A modern developer will defend the status quo with one line: "someone has to maintain those programs". Healthchecks, metrics, TLS, pod restarts, retries — these things are real, they exist, they need owners.

True. None of them application work.

So why don't we call Linus to fix alloc() for us?

alloc() is also infrastructure. Memory has to be reserved, freed, defragmented, OOM-handled, NUMA-aware, observed in /proc/meminfo, tuned via vm.swappiness. Massive operational surface. And no application programmer touches any of it.

The application says malloc(size). Glibc implements an allocator. Kernel manages physical pages. Hardware handles cache lines. Four layers, the application sees one.

That is the right shape. The boundary was drawn at the right place, at the right time, on the right abstraction. Linus does the kernel work once, every program gets it, no one calls him.

The web stack never drew that boundary. So today, the application programmer writes the .rr.yaml, the Dockerfile, the k8s manifest, the helm values, the terraform, the prometheus rules, the grafana dashboard. Eight infrastructure axes, all in their code, all maintained by hand.

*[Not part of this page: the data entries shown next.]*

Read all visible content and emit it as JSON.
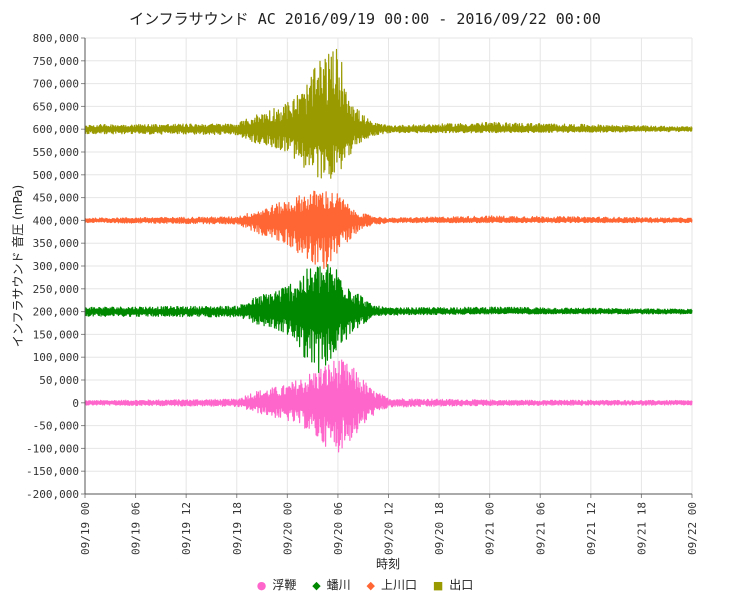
{
  "chart_data": {
    "type": "line",
    "title": "インフラサウンド AC 2016/09/19 00:00 - 2016/09/22 00:00",
    "xlabel": "時刻",
    "ylabel": "インフラサウンド 音圧 (mPa)",
    "ylim": [
      -200000,
      800000
    ],
    "yticks": [
      "800,000",
      "750,000",
      "700,000",
      "650,000",
      "600,000",
      "550,000",
      "500,000",
      "450,000",
      "400,000",
      "350,000",
      "300,000",
      "250,000",
      "200,000",
      "150,000",
      "100,000",
      "50,000",
      "0",
      "-50,000",
      "-100,000",
      "-150,000",
      "-200,000"
    ],
    "xlim_hours": [
      0,
      72
    ],
    "xticks": [
      "09/19 00",
      "09/19 06",
      "09/19 12",
      "09/19 18",
      "09/20 00",
      "09/20 06",
      "09/20 12",
      "09/20 18",
      "09/21 00",
      "09/21 06",
      "09/21 12",
      "09/21 18",
      "09/22 00"
    ],
    "grid": true,
    "legend_position": "bottom",
    "series": [
      {
        "name": "浮鞭",
        "color": "#ff66cc",
        "marker": "dot",
        "baseline": 0,
        "envelope": [
          [
            0,
            -5000,
            5000
          ],
          [
            18,
            -8000,
            8000
          ],
          [
            20,
            -20000,
            25000
          ],
          [
            24,
            -40000,
            40000
          ],
          [
            26,
            -55000,
            60000
          ],
          [
            28,
            -90000,
            80000
          ],
          [
            30,
            -110000,
            100000
          ],
          [
            32,
            -75000,
            75000
          ],
          [
            34,
            -30000,
            30000
          ],
          [
            36,
            -10000,
            10000
          ],
          [
            48,
            -6000,
            6000
          ],
          [
            72,
            -5000,
            5000
          ]
        ]
      },
      {
        "name": "蟠川",
        "color": "#008800",
        "marker": "diamond",
        "baseline": 200000,
        "envelope": [
          [
            0,
            190000,
            210000
          ],
          [
            18,
            188000,
            212000
          ],
          [
            20,
            175000,
            230000
          ],
          [
            24,
            150000,
            260000
          ],
          [
            26,
            100000,
            290000
          ],
          [
            28,
            60000,
            310000
          ],
          [
            30,
            110000,
            300000
          ],
          [
            32,
            160000,
            250000
          ],
          [
            34,
            185000,
            215000
          ],
          [
            36,
            192000,
            208000
          ],
          [
            48,
            195000,
            210000
          ],
          [
            72,
            195000,
            205000
          ]
        ]
      },
      {
        "name": "上川口",
        "color": "#ff6633",
        "marker": "diamond",
        "baseline": 400000,
        "envelope": [
          [
            0,
            395000,
            405000
          ],
          [
            18,
            392000,
            408000
          ],
          [
            20,
            375000,
            420000
          ],
          [
            24,
            345000,
            445000
          ],
          [
            26,
            320000,
            460000
          ],
          [
            28,
            280000,
            470000
          ],
          [
            30,
            330000,
            460000
          ],
          [
            32,
            370000,
            420000
          ],
          [
            34,
            390000,
            410000
          ],
          [
            36,
            395000,
            405000
          ],
          [
            48,
            395000,
            410000
          ],
          [
            72,
            395000,
            405000
          ]
        ]
      },
      {
        "name": "出口",
        "color": "#999900",
        "marker": "square",
        "baseline": 600000,
        "envelope": [
          [
            0,
            590000,
            610000
          ],
          [
            18,
            588000,
            612000
          ],
          [
            20,
            570000,
            630000
          ],
          [
            24,
            550000,
            660000
          ],
          [
            26,
            510000,
            690000
          ],
          [
            28,
            480000,
            760000
          ],
          [
            30,
            500000,
            780000
          ],
          [
            32,
            560000,
            650000
          ],
          [
            34,
            585000,
            615000
          ],
          [
            36,
            592000,
            608000
          ],
          [
            48,
            592000,
            615000
          ],
          [
            72,
            595000,
            605000
          ]
        ]
      }
    ]
  }
}
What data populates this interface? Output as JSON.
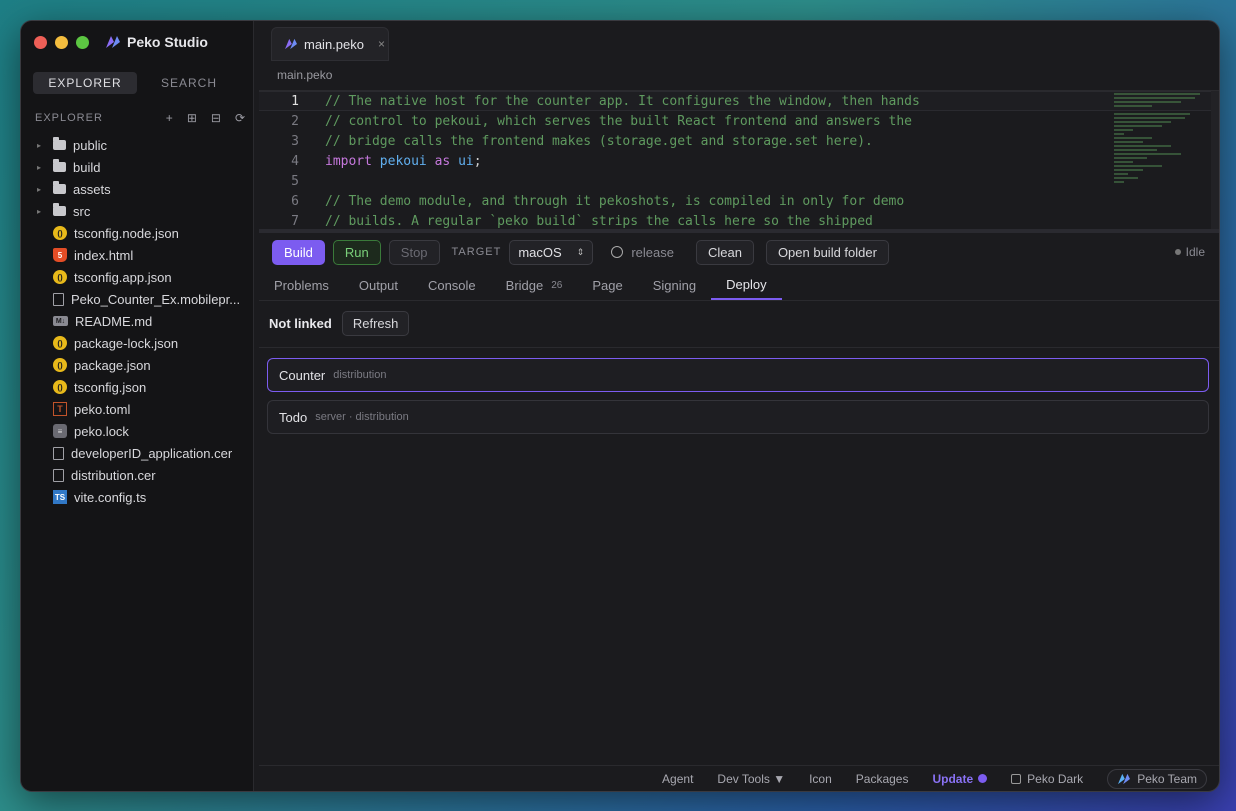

Op draws the boundary that was missing. Operation in the instruction. Infrastructure in the compilers. Application programmer declares, infra engineer maintains the compiler. Same division of labor that Linus has with us. Just thirty years late.

One floor up

The same question answers itself one floor up.

A growing business needs to store users and orders, expose an API, ship clients in three languages, write docs, set up monitoring, run tests, plan migrations. Every company hires a team that builds all of this from scratch. Schema, indexes, routes, SDKs, dashboards, runbooks. Each company writes its own version, paid in salaries.

Imagine someone said: "the business is growing — let's hire Linus to write us a special operating system." The room would go quiet. The thought is absurd because the boundary is drawn — Linux is there, every business uses the same kernel, nobody is asked to commission their own.

The boundary one floor up is not drawn yet. So today every business does, in fact, hire its own Linus. The team that writes the schema, the migrations, the indexes, the API, the clients, the docs, the monitoring — that team is doing infrastructure work the planet already knows how to do. They are not building the business. They are rebuilding the floor under it.

The respect goes to those teams. The work is honest, careful, and necessary today. It is necessary today only because the layer above the kernel — the layer where Op lives — has not been drawn yet. When it is, the second Linus becomes one Linus, like the first one. Businesses go back to doing business.